Welcome to the much-awaited but delayed October Portfolio Update, where we will discuss the recent changes in our PF and examine the intriguing macro data.
We are glad to announce that we have generated significant alpha this year despite irrational market moves across assets.
As of today, we are outperforming our benchmark (60% IN MSCI ACWI Ex-US and 40% Bloomberg Global Aggregate) by 320 bps.
We also got the crucial results of the US Presidential elections, and Donald Trump is now the 47th President of the USA (results were as per the market’s expectations). Nonetheless, a Republican sweep was a surprise (the House is also most likely going to the GOP).
Furthermore, JayPo announced a 25 bps cut, as the street expected. However, the bond markets are still jittery, as the new President is expected to announce tariffs that will be “inflationary” in the short term.
The BOE cut rates as expected by 25 bps, but the policy was termed a “hawkish” cut as the budget was termed inflationary by the BOE. Moreover, the BOE mentioned that they don’t see “rapid” cuts.

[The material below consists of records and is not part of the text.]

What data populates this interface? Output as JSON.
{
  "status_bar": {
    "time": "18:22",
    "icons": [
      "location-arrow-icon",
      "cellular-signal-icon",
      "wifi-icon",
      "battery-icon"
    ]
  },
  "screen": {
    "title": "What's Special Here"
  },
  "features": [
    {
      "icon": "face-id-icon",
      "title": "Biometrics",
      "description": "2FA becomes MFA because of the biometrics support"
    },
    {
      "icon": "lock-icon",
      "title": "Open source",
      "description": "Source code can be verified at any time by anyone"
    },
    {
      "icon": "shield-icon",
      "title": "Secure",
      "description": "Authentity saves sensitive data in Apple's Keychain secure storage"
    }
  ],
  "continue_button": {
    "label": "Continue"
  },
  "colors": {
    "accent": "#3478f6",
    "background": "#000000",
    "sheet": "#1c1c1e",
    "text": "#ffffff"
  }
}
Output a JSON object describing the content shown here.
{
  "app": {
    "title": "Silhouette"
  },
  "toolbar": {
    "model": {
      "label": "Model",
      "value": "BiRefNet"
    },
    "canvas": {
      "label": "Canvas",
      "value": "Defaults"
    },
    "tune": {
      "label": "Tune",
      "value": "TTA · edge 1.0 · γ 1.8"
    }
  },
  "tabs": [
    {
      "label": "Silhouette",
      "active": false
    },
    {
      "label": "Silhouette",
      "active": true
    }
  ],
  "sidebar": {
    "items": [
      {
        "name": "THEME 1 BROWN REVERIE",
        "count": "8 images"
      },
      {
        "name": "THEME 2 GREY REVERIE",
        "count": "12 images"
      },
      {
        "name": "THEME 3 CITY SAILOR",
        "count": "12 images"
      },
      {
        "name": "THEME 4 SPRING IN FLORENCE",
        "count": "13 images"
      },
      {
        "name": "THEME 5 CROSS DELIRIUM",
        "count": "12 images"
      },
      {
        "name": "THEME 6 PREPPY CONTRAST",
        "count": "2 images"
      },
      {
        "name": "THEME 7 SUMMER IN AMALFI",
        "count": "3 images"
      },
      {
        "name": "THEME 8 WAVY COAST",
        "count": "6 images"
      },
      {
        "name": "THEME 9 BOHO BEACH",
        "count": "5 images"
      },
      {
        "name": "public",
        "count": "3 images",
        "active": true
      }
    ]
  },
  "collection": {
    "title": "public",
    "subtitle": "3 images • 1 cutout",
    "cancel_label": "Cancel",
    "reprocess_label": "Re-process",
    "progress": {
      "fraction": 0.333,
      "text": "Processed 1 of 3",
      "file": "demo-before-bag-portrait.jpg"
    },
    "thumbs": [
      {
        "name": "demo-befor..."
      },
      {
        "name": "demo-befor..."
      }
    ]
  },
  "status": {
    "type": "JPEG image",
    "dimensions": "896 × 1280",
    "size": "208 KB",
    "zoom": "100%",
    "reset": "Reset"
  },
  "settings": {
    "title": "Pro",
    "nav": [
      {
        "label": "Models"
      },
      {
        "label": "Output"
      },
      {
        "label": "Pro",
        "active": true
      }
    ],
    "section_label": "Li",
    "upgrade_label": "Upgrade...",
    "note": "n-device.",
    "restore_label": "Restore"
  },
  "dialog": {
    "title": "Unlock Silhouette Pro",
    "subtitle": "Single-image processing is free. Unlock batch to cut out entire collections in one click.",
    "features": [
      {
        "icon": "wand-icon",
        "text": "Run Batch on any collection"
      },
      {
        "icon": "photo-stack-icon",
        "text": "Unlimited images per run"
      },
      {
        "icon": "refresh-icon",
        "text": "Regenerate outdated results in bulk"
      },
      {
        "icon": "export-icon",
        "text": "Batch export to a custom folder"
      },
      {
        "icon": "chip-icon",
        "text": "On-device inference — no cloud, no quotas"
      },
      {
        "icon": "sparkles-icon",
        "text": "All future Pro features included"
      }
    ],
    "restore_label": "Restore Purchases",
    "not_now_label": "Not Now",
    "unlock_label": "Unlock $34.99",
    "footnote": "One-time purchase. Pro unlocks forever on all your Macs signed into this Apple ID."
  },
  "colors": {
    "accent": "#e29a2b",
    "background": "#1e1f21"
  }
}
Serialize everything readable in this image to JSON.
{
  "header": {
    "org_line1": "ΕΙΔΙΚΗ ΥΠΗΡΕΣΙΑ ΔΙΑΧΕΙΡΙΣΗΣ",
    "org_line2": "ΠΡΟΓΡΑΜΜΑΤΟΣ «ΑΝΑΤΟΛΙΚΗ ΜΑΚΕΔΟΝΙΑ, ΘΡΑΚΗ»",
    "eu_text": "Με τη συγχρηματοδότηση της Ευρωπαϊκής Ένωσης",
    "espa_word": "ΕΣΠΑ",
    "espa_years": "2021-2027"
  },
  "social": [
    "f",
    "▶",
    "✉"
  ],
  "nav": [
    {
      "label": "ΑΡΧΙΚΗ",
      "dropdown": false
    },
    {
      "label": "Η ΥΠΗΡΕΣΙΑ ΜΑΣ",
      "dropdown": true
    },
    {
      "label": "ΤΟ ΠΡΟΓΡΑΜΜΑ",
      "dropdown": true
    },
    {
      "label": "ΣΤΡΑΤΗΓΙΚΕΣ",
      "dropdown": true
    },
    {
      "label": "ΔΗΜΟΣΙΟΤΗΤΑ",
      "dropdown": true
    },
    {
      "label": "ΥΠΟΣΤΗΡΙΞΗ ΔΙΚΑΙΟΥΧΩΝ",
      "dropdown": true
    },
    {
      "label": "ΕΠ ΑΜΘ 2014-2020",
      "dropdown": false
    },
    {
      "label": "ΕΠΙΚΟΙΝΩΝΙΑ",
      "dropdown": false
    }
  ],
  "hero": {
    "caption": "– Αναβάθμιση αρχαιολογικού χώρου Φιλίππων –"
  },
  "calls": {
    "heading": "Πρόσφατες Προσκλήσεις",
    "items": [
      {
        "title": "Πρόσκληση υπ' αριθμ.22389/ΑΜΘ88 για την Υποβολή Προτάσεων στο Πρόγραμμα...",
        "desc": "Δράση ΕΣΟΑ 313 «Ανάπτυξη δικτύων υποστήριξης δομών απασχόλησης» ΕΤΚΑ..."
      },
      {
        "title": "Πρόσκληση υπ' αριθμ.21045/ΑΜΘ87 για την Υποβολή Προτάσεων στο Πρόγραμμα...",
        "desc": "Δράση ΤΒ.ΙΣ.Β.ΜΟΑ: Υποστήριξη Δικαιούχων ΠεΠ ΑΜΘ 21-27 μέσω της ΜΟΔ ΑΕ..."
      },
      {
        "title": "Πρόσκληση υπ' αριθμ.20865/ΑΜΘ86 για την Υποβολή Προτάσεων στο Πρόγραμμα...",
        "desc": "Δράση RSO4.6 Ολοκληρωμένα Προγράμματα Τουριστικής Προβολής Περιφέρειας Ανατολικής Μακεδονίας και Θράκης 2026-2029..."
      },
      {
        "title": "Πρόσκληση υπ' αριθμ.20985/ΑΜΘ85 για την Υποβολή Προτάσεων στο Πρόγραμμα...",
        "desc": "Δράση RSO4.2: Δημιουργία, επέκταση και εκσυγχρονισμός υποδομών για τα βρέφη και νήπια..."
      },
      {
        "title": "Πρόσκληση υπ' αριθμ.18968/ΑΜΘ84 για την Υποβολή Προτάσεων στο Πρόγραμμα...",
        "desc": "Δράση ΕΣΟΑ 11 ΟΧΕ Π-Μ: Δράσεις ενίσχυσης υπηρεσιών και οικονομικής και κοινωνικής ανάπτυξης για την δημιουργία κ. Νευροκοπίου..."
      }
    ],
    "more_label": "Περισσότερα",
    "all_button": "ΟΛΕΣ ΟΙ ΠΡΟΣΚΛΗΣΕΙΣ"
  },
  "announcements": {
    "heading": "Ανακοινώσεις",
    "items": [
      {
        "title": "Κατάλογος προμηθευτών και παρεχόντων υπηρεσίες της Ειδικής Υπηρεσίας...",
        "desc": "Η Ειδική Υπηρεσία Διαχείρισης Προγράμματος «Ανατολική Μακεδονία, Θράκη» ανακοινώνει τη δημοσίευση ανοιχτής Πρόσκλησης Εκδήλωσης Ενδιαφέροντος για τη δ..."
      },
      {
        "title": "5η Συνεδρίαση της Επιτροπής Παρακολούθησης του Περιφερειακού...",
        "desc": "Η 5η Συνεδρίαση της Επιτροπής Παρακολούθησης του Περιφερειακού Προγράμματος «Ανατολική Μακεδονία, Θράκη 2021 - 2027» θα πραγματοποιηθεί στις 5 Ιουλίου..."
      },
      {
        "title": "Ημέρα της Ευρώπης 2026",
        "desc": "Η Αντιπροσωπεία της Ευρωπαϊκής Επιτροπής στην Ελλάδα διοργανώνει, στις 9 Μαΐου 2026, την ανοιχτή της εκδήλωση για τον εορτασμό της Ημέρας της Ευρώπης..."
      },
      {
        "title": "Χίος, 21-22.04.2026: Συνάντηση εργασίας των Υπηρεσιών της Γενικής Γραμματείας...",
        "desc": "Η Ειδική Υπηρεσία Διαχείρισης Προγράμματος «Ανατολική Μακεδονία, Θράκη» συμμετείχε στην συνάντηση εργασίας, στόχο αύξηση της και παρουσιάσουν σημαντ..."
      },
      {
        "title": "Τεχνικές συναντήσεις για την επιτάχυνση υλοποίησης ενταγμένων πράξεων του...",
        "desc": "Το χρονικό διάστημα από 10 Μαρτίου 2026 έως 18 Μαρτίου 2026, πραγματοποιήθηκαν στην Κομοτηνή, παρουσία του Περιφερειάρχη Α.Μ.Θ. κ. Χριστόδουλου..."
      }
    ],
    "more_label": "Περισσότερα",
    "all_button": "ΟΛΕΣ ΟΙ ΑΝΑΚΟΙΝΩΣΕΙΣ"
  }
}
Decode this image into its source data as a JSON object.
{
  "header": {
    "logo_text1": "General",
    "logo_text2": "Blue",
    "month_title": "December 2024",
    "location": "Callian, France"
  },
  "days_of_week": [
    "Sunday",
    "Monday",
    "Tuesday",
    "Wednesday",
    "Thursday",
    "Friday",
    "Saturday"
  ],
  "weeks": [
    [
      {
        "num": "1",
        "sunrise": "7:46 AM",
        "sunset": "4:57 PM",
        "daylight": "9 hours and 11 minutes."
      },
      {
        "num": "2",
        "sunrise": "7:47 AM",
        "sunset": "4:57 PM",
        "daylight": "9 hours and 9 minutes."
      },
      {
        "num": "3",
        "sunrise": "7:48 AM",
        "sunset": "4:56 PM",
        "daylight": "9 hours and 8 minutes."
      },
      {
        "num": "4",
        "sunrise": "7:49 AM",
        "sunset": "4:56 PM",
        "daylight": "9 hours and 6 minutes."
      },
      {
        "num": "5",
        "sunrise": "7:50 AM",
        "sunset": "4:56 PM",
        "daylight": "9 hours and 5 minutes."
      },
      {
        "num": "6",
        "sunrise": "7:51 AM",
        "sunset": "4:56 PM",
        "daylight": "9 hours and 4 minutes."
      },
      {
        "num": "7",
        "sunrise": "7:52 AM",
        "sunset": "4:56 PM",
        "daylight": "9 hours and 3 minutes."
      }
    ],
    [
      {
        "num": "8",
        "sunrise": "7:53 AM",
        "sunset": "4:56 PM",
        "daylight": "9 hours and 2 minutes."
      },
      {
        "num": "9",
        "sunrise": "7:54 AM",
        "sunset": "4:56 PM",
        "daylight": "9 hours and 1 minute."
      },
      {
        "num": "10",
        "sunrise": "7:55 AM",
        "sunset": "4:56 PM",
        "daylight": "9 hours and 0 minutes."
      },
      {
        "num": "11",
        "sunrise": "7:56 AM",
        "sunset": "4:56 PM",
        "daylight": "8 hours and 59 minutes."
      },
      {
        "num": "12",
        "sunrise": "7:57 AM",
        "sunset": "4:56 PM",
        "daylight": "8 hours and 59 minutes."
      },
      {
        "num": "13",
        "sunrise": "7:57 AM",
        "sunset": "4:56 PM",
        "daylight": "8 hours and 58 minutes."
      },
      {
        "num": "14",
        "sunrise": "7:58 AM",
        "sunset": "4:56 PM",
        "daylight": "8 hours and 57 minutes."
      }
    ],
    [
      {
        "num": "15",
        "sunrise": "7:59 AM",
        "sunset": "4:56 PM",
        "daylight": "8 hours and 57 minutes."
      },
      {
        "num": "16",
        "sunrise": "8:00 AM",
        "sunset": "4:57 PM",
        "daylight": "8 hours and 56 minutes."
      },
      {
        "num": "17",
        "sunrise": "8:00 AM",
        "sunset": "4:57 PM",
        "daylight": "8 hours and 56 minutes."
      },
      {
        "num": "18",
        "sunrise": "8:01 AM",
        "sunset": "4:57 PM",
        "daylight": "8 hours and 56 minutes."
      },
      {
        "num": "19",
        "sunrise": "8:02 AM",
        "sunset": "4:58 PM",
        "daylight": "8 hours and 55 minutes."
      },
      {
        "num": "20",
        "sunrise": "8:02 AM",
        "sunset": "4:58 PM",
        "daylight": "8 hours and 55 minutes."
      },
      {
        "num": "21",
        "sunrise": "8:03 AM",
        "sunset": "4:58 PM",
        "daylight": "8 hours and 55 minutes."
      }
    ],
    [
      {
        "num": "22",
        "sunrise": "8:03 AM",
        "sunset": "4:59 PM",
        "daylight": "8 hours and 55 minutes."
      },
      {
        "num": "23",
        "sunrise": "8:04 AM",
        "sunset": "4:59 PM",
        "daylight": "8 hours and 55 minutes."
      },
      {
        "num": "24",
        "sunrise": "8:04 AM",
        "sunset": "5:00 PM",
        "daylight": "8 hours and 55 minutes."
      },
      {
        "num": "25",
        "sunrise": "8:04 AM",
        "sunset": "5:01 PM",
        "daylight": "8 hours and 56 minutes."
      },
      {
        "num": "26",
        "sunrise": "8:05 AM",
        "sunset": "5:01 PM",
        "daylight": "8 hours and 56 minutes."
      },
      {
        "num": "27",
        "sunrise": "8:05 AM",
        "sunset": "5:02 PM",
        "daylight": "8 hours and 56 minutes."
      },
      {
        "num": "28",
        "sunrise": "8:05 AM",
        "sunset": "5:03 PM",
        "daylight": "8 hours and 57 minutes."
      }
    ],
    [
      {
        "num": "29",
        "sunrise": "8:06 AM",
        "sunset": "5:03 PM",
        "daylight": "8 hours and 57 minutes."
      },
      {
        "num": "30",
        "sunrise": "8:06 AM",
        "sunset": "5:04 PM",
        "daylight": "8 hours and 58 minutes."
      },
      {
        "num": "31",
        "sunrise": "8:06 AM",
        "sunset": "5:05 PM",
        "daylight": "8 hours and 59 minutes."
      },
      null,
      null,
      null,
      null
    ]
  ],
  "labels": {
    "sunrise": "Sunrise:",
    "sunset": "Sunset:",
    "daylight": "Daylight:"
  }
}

Let us begin with our analysis and portfolio update!
Equities!
Let us start today with our Thematic Investing bets. In the last 14 months, we have written four pieces on the topic.
In Thematic Investing Part 1&2, we discussed the opportunities in the Aerospace and Defence (A&D) space. Out of the stocks discussed, we bought two stocks in our portfolio and massively outperformed the benchmark ITA.
Note that we exited one of the stocks completely this week after a return of 70%.
Those who want to read about Thematic Investing 1 &2 :
PS: Note that markets are becoming excited about the “nuclear theme” when we have been bullish for the past year and a half. We also made some big money in URA.
In Thematic Investing Part 3, we selected two stocks (we didn't add them to the PF due to valuation concerns).
Nonetheless, those who would have heeded the advice and bought would have outperformed the benchmark by a wide margin.
Thematic Investing Part-3, those who want to read:
Note that we had a Part-4 as well, and we only added one stock to our PF from Part-4. Nevertheless, the stock we didn’t add is up 40% thanks to the AI rhetoric (the company is an indirect beneficiary of AI)
Before we talk about the burning topic of valuations in the US equity markets and jump to some of the earnings of our PF stocks, we look at the performance of our equity portfolio relative to the benchmark.
The underperformance beginning in May was due to the very high cash allocation of our equity PF.
We continue to hold sizeable cash in our PF due to waning opportunities ( valuation concerns).